Ces lueurs d’espoir peinent pourtant à percer sur un fond franchement sombre dans trois domaines essentiels qui sont des indicateurs fondamentaux de notre mode de développement : l’artificialisation du territoire et sa fragmentation, le transport et la biodiversité.

Le territoire wallon apparaît, au fil des indicateurs présentés, toujours plus malmené. L’explosion des surfaces résidentielles, mais aussi des superficies dédiées aux usages industriels et artisanaux a abouti à une progression de près de 40% de l’artificialisation du sol en 30 ans, un rythme extrêmement préoccupant. Chaque année, ces sont 18 km² qui sont arrachés à la nature, l’équivalent de la commune de Rixensart ! IEW réitère son souhait de voir le Schéma de Développement Territorial, en tant que document faîtier, contribuer à inverser cette tendance, notamment en fixant des objectifs ambitieux de réduction de cette artificialisation.

Le transport, qui participe à cette artificialisation, poursuit sa course sans fin. Le secteur est responsable de près d’un quart des émissions de gaz à effet de serre, en constante augmentation (+28% entre 1990 et 2014). Or, il convient de réduire la demande de mobilité, réaliser un transfert vers les modes les moins polluants et améliorer le bilan environnemental des véhicules. La Fédération souhaite notamment, pour endiguer cette problématique, un moratoire sur les augmentations de capacité du réseau routier et la traduction rapide de la vision FAST 2030 approuvée par le Gouvernement en un plan d’action concret.

Côté biodiversité, le tableau est noir : neuf habitats Natura 2000 sur 10 sont dégradés, plus d’un tiers des espèces monitorées sont en danger d’extinction (en particulier, les papillons, libellules, reptiles et poissons). Le déclin des oiseaux communs se poursuit (-50% en 25 ans !). Il est urgent de réactiver la création de réserves naturelles mais aussi de réduire l’usage des pesticides destructeurs !

A travers ces trois secteurs, c’est in fine notre mode de développement qui est montré du doigt et doit être remis en cause.

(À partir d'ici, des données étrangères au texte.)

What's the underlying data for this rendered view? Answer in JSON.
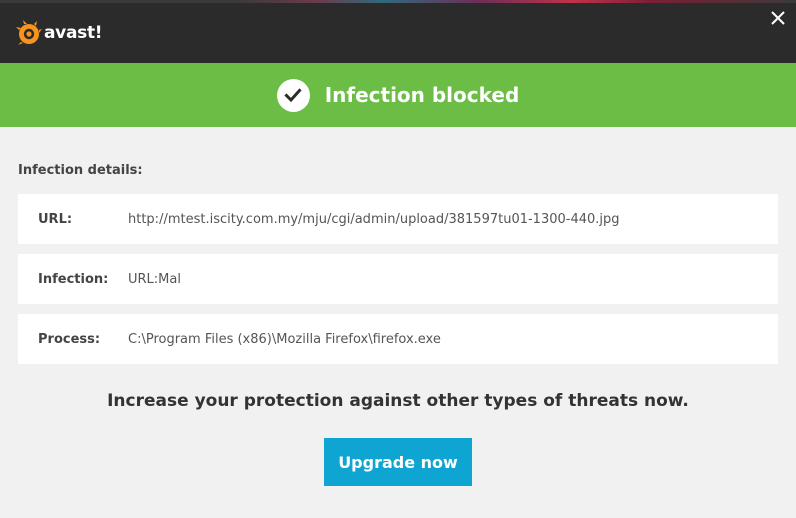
{
  "titlebar": {
    "logo_text": "avast!",
    "logo_icon": "avast-orb-icon",
    "close_icon": "close-icon"
  },
  "banner": {
    "title": "Infection blocked",
    "icon": "checkmark-icon",
    "color": "#6bbd46"
  },
  "details": {
    "section_label": "Infection details:",
    "rows": [
      {
        "label": "URL:",
        "value": "http://mtest.iscity.com.my/mju/cgi/admin/upload/381597tu01-1300-440.jpg"
      },
      {
        "label": "Infection:",
        "value": "URL:Mal"
      },
      {
        "label": "Process:",
        "value": "C:\\Program Files (x86)\\Mozilla Firefox\\firefox.exe"
      }
    ]
  },
  "promo": {
    "text": "Increase your protection against other types of threats now."
  },
  "upgrade": {
    "label": "Upgrade now",
    "color": "#0fa5d3"
  }
}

Avec son Rapport sur l’Etat de l’environnement, la Wallonie dispose d’un outil de diagnostic rigoureux, qu’elle gagnerait à utiliser concrètement pour penser et mettre en œuvre son redéploiement. Car le succès de notre région ne pourra se réaliser sans un environnement de qualité et une santé assurée pour tous les habitants de Wallonie.

Ces constats en tête, que nous promet 2018 ? Un traitement de choc tel qu’il le faudrait bien ? Ou un pansement fragile sur une plaie béante ?

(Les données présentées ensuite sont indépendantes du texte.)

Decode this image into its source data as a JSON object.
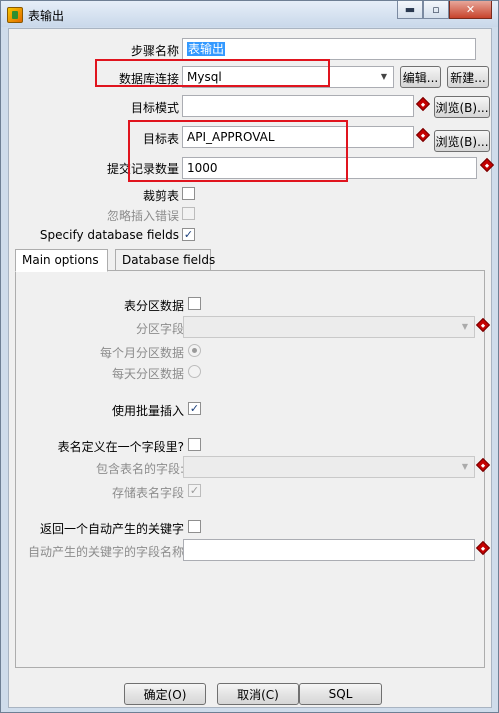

Pour le savoir, nous avons fait le point sur les perspectives politiques de cette année 2018. A travers l’analyse des notes d’orientations présentées par chaque Ministre devant les Parlementaires fin 2017, mais aussi des budgets associés à ces intentions ministérielles, cette nIEWs spéciale dresse les principaux chantiers envisagés par le Gouvernement pour refaire une santé à notre environnement qui, on le voit, en a bien besoin. Les dossiers relatifs à l’énergie, l’aménagement du territoire, la mobilité, le tourisme, les déchets et l’alimentation vous sont présentés dans cette nIEWs.

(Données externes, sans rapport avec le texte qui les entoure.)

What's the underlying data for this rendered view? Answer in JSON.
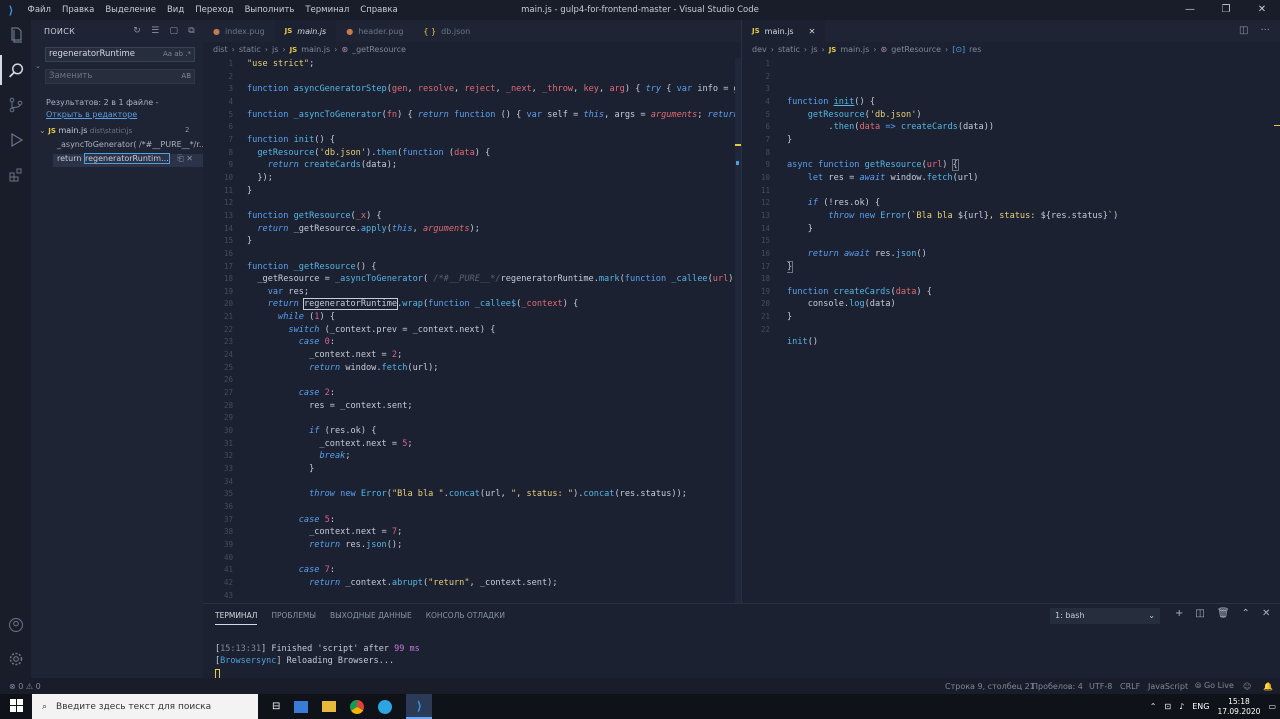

Même si résonnent déjà les premiers échauffements pré-électoraux, le Gouvernement wallon ne pourra s’offrir le luxe de demi-mesures en matière environnementale. 2018 devra être une année utile ! Voilà la principale résolution que nous souhaitons voir prise par nos responsables politiques. Belle année à toutes et tous !


[1Direction de l’Etat environnemental, Département de l’étude du milieu naturel et agricole.